Dua Ayah (10)

374 50 6
                                    

"Papa ...." Aku mencium punggung tangannya. Meskipun kemarahan di dada ini masih ada, tetaplah seorang anak harus menghormati orang tuanya.

Aku duduk di hadapannya.

"Lagu yang menyentuh. Aku tau siapa yang kamu tuju." Mamandangku dengan lekat. Ia mendesah.

"Dia selalu ada di hatimu, meskipun sudah dua puluh tahun berlalu. Pria itu tak bisa tergantikan bahkan aku sekalipun," ujarnya dengan sorot mata yang menunjukan rasa iri.

"Sudahlah tidak usah dibahas," kataku.

"Apa aku juga kau rindukan?" Papa kembali menatap, kali ini lebih lekat.

Tentu saja, ada rindu untukmu. Hanya saja, ego membuatku memilih tidak menjawab pertanyaannya.

"Sudah tiga bulanan tidak menelpon apalagi ke rumah. Kenapa?"
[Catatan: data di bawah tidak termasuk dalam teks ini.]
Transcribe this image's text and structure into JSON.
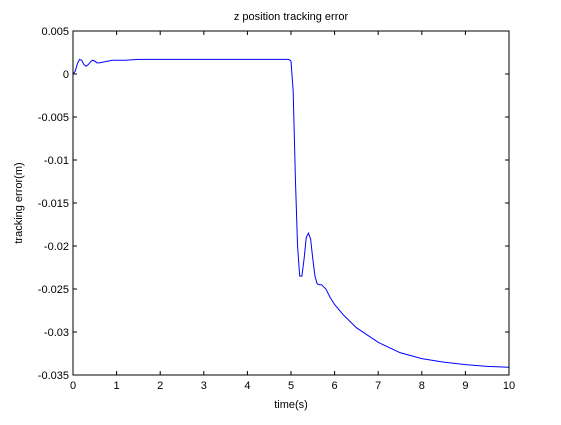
{
  "chart_data": {
    "type": "line",
    "title": "z position tracking error",
    "xlabel": "time(s)",
    "ylabel": "tracking error(m)",
    "xlim": [
      0,
      10
    ],
    "ylim": [
      -0.035,
      0.005
    ],
    "grid": false,
    "legend": "none",
    "x_ticks": [
      0,
      1,
      2,
      3,
      4,
      5,
      6,
      7,
      8,
      9,
      10
    ],
    "x_tick_labels": [
      "0",
      "1",
      "2",
      "3",
      "4",
      "5",
      "6",
      "7",
      "8",
      "9",
      "10"
    ],
    "y_ticks": [
      0.005,
      0,
      -0.005,
      -0.01,
      -0.015,
      -0.02,
      -0.025,
      -0.03,
      -0.035
    ],
    "y_tick_labels": [
      "0.005",
      "0",
      "-0.005",
      "-0.01",
      "-0.015",
      "-0.02",
      "-0.025",
      "-0.03",
      "-0.035"
    ],
    "series": [
      {
        "color": "#0000ff",
        "x": [
          0,
          0.05,
          0.1,
          0.15,
          0.2,
          0.25,
          0.3,
          0.35,
          0.4,
          0.45,
          0.5,
          0.55,
          0.6,
          0.7,
          0.8,
          0.9,
          1.0,
          1.2,
          1.5,
          2.0,
          3.0,
          4.0,
          4.8,
          4.95,
          5.0,
          5.05,
          5.1,
          5.15,
          5.2,
          5.25,
          5.3,
          5.35,
          5.4,
          5.45,
          5.5,
          5.55,
          5.6,
          5.65,
          5.7,
          5.8,
          5.9,
          6.0,
          6.2,
          6.5,
          7.0,
          7.5,
          8.0,
          8.5,
          9.0,
          9.5,
          10.0
        ],
        "y": [
          0,
          0.0003,
          0.0012,
          0.0017,
          0.0016,
          0.0011,
          0.0009,
          0.0011,
          0.0014,
          0.0016,
          0.0015,
          0.0013,
          0.0013,
          0.0014,
          0.0015,
          0.0016,
          0.0016,
          0.0016,
          0.0017,
          0.0017,
          0.0017,
          0.0017,
          0.0017,
          0.0017,
          0.0015,
          -0.002,
          -0.012,
          -0.02,
          -0.0235,
          -0.0235,
          -0.0215,
          -0.019,
          -0.0185,
          -0.0192,
          -0.0215,
          -0.0235,
          -0.0244,
          -0.0245,
          -0.0245,
          -0.025,
          -0.026,
          -0.0268,
          -0.028,
          -0.0295,
          -0.0312,
          -0.0324,
          -0.0331,
          -0.0335,
          -0.0338,
          -0.034,
          -0.0341
        ]
      }
    ]
  }
}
Aku bersandar di punggung kursi.
Ya, sudah tiga bulanan tidak mengunjunginya kareba terlalu sibuk dan demi menghindari konfli dengan Randi.

"Bahkan aku tidak kau ajak ke acara penting itu?"

"Tidak terlalu penting," sahutku datar.

"Jika bukan Nayla yang mengatakannya
Aku tidak tahu kalau kau menjadi orang yang berjasa pada lingkungan. Selamat!"

"Bukan apa-apa, hanya reward. Tidak ada yang istimewa. Aku hanya seorang pengumpul sampah dengan masa depan suram," ujarku dengan nada sinis. Pak Raihan merasa tersindir.

"Aku juga tidak istimewa, makanya tidak penting dikabari." Ia membalas dengan sindiran pula, dan membuat dadaku nyeri.

"Andai dia di sini, kau pasti mengajaknya. menyaksikan sang anak menerima penghargaan atas kerja kerasnya. Bukan begitu?"

"Pa ... ayolah, berhenti menyindir."
Protesku. Seharusnya aku yang marah. Ya, karena dia sudah banyak berbohong.

"Aku rindu putraku."

"Papa punya Randi dan Vika. Mereka anak kandung Papa 'kan?"

"Bukan mereka yang kurindukan. Tapi ... Usman."

"Anak adopsi."

Papa tertegun. Bibirnya terkatup. Emosi mulai tersulut antara kami. Beginilah jika bertemu dengannya, selalu saling sindir dan berakhir dengan amarah.

Aku pergi dari rumah saat kuliah semester empat. Suasana yang tidak nyaman dan juga kebohongannya membuatku memilih hidup sendiri. Mengontrak rumah kecil. Lalu pelan-pelan membangun usaha sambil bekerja part time di kafe. Meski tahu setiap bulan uang itu masuk ke rekeningku. Tetap saja memilih bekerja untuk biaya tambahan.

Mengubah sampah plastik atau kardus menjadi barang bernilai seni dan bermanfaat itu yang kulakukan. Berawal dari membuat souvenir unik yang sering dipesan oleh teman-teman, perlahan itu menjadi usaha. Selain nge-band dari kafe ke kafe, usaha souvenirku makin maju.

Punya dua pekerja untuk awal usaha, hingga sekarang memiliki belasan  pekerja yang rata-rata anak-anak putus sekolah, sisanya beberapa wanita dan pria dewasa.

"Ya, adopsi. Tapi ... bagiku kamu adalah anakku," ucap Pak Raihan sedikit tegas.

Saling diam. Hanya terdengar lantunan lagu In My Place milik Cold Play dari panggung.

Nayla menghampiri kami lalu duduk di sebelahku. Menyapa papa.

"Berantem lagi, ya?" Nayla memandangi kami bergantian. Dia paham kondisi hubunganku dengan papa.

"Tetangga gak usah terlalu kepo," ujar papa mencoba bercanda. Namun, terdengar garing di telingaku sementara Nayla tertawa.

"Kamu betah aja sama Usman. Nempel terus sama dia."